Rakshana is a 2024 Indian Telugu-language crime thriller film directed by Pradeep Thakore.

== Plot ==
Rakshana is a tale of courage and dedication centered around the life of newly appointed lady IPS officer who is also investigating a friend's suicide whom she failed to protect. Her gut feeling tells her it was murder. Her major roadblock is the fact that the department does not believe her. To make it worse, she is framed for allegedly abetting a suicide. Who protects the Protector? Nevertheless, she is not deterred.
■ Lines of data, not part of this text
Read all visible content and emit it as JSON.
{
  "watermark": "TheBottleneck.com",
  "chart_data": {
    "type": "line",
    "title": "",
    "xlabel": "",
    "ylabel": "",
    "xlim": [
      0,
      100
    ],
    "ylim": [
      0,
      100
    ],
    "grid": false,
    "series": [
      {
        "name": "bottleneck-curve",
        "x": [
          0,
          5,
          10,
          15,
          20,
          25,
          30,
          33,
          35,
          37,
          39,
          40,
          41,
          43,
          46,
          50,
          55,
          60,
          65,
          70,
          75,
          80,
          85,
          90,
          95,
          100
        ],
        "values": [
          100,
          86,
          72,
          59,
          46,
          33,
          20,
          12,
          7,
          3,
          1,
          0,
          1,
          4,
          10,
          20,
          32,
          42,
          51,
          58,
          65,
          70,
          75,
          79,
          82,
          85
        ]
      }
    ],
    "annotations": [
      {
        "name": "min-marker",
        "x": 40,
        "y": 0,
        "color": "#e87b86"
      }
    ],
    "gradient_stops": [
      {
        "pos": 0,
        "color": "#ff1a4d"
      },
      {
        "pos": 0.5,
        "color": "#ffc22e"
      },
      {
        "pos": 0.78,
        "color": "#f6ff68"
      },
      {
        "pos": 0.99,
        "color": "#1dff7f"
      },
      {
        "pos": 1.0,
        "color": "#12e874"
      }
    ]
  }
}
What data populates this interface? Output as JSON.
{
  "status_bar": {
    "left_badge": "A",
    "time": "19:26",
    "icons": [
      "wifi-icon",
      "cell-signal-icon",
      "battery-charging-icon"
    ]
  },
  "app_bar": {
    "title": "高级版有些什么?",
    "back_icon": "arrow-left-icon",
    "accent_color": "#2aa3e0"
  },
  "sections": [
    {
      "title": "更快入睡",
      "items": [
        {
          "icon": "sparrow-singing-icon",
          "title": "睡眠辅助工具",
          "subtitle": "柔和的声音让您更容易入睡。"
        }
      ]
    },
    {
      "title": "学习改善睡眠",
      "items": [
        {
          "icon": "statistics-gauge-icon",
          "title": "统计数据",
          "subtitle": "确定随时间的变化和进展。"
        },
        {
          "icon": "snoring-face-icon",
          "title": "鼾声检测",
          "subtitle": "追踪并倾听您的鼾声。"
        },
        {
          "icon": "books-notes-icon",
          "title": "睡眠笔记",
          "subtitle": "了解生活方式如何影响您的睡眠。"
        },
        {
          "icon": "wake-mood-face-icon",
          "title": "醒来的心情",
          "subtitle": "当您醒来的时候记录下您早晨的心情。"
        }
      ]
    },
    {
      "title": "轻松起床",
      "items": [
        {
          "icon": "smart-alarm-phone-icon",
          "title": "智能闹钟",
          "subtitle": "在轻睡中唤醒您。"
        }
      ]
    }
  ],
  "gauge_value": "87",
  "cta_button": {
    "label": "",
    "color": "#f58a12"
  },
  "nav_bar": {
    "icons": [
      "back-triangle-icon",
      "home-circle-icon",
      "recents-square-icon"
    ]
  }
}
This is the story of a female police officer who battles gender discrimination, misogyny, and even insanity attribution through path-breaking investigating  journey as a protector.

== Cast ==
- Payal Rajput as ACP Kiran
- Maanas Nagulapalli as Arun
- Roshan Basheer as Ram
- Sivannarayana Naripeddi as DCP
- Vinod Bala Sub-inspector Prabhakar
- Sridhar Reddy as CI
- Chakrapani Ananda as Kiran's father
- Rajeev Kanakala as Ram's father
- Kinnera as Ram's mother
- Devi as Priya

== Soundtrack ==

Track list
| No. | Title | Lyrics | Music | Singer(s) | Length |
|---|---|---|---|---|---|
| 1. | "Rakshana Title Track" | Vanamali | Naresh Kumaran | Sai Charan | 3:40 |

== Release and reception ==
Rakshana was released on 7 June 2024. Post-theatrical streaming rights were acquired by Aha and premiered on 1 August 2024. Deccan Chronicle cited the film as "a decent outing", with particular praise for Payal Rajput's performance.